AI Tooling Case Study - A Better Reader for Documents

Post at — Jan 05, 2026

Over the holiday break as a side project I built a high-performance document viewer in React that supports PDF and scanned documents. It provides a seamless reading experience with progressive loading, advanced search, native-like text selection, advanced document comparison capabilities, integrated AI chat, etc.

bread-viewer.png

  • I used Cursor CLI almost exclusively for all code writing on the frontend
  • Gemini 3 Flash was my primary work horse, with Gemini 3 Pro for harder problems and planning. I switched to Sonnet 4.5 when Gemini got stuck or I needed a second opinion.
  • Used ~500M tokens for the project (Dec 18->Jan 4)
  • Generated and individually reviewed about 200 commits, including some challenging algorithms, performance optimizations, Storybook, unit testing, and many big refactorings along the way.
  • The backend was simple enough that I ended up re-coding most of it by hand. AI kept getting tripped up by our Staging env deploy ID setup, and I got tired of correcting the AI.
  • Only a couple runaway prompts and Cursor crashes. 100K tokens is about the max before I’d have to start a new conversation.
  • Building the custom routing / modal logic really threw AI for a loop, I guess because it went against the grain of its training data.
  • Small files with highly targeted prompts and super tight review feedback loops work so much better than large one-shot hail mary attempts.
  • I had no Cursor rules files for this project. All vanilla prompts, with a README.md and ACHITECTURE.md doc so I didn’t have to repeat myself in the prompts.
  • Having a unique name for the project (“bread”) helped AI search the relevant code files more easily I think.

bread-cursor-usage.png

Gemini Flash is great for most rote tasks, and it’s crazy fast. But when it gets confused, it tends to generate more tokens and cost more than if I had just used Gemini Pro 3. I stayed away from Opus 4.5 because of the 10x cost, but everything I’ve read (and later experienced) shows it to be even better than Gemini Pro 3 at coding.
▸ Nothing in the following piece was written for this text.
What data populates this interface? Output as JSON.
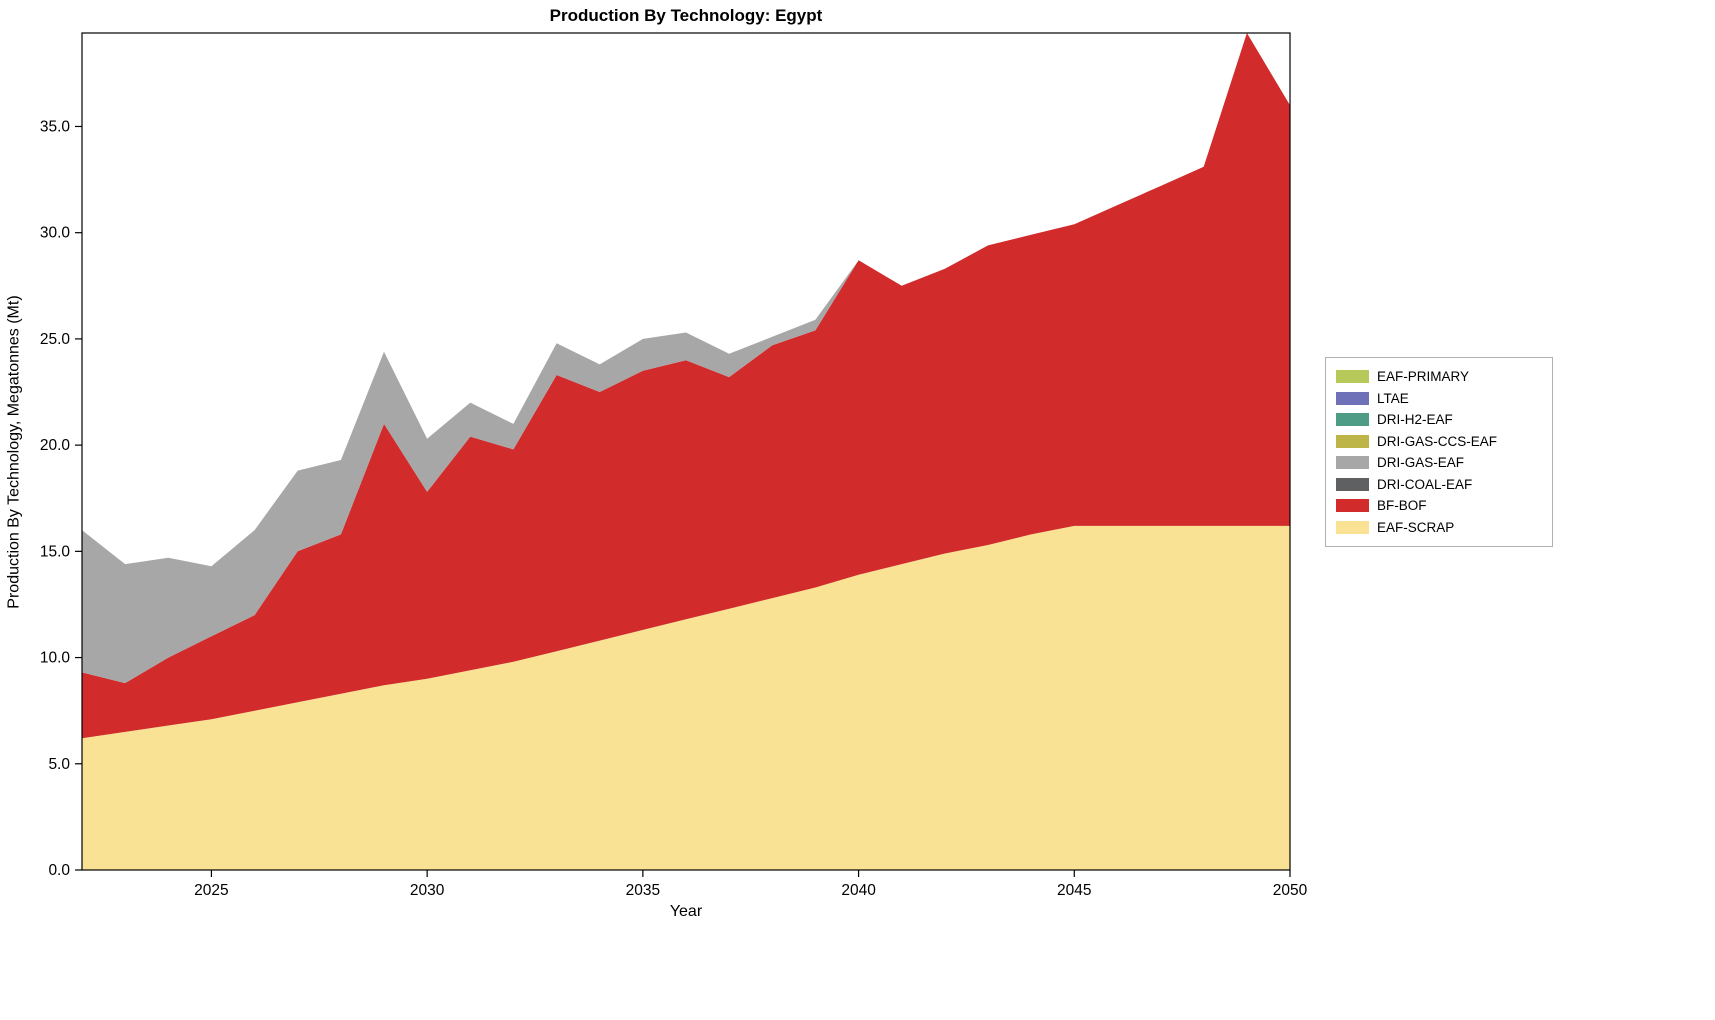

AI coding models and tooling feels like a step change in effectiveness since the last project I built at this scale 1 year ago.
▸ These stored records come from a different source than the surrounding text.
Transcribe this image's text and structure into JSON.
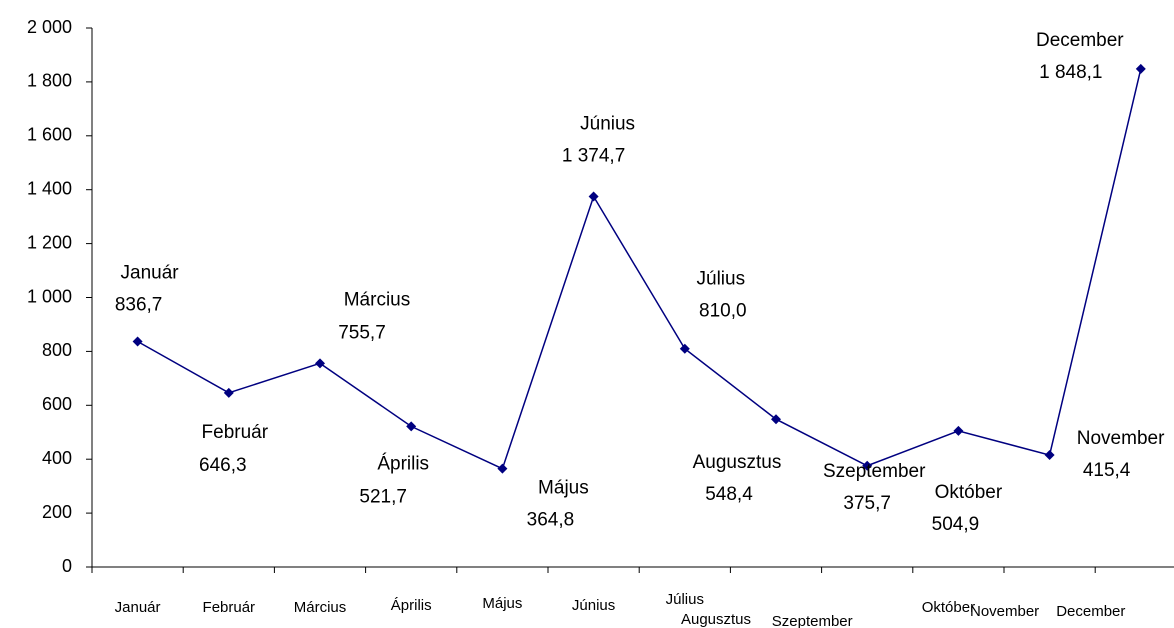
{
  "chart_data": {
    "type": "line",
    "categories": [
      "Január",
      "Február",
      "Március",
      "Április",
      "Május",
      "Június",
      "Július",
      "Augusztus",
      "Szeptember",
      "Október",
      "November",
      "December"
    ],
    "series": [
      {
        "name": "",
        "color": "#000080",
        "values": [
          836.7,
          646.3,
          755.7,
          521.7,
          364.8,
          1374.7,
          810.0,
          548.4,
          375.7,
          504.9,
          415.4,
          1848.1
        ],
        "value_labels": [
          "836,7",
          "646,3",
          "755,7",
          "521,7",
          "364,8",
          "1 374,7",
          "810,0",
          "548,4",
          "375,7",
          "504,9",
          "415,4",
          "1 848,1"
        ]
      }
    ],
    "ylim": [
      0,
      2000
    ],
    "yticks": [
      0,
      200,
      400,
      600,
      800,
      {
        "value": 1000,
        "label": "1 000"
      },
      {
        "value": 1200,
        "label": "1 200"
      },
      {
        "value": 1400,
        "label": "1 400"
      },
      {
        "value": 1600,
        "label": "1 600"
      },
      {
        "value": 1800,
        "label": "1 800"
      },
      {
        "value": 2000,
        "label": "2 000"
      }
    ],
    "grid": false
  }
}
If I had to write it all by hand and think through all the algorithms myself, this project would have easily taken me 1 year full time, probably longer. Instead it took about 2 weeks. And I was able to have a relaxing vacation while doing it! When I had a spare moment I’d kick off a prompt, let it churn in the background, then come back to review it when I freed up again. I didn’t need the 100% focus that I would if I were writing all the code by hand. Very little willpower needed to keep going.

I haven’t had this much fun building software since I was a kid.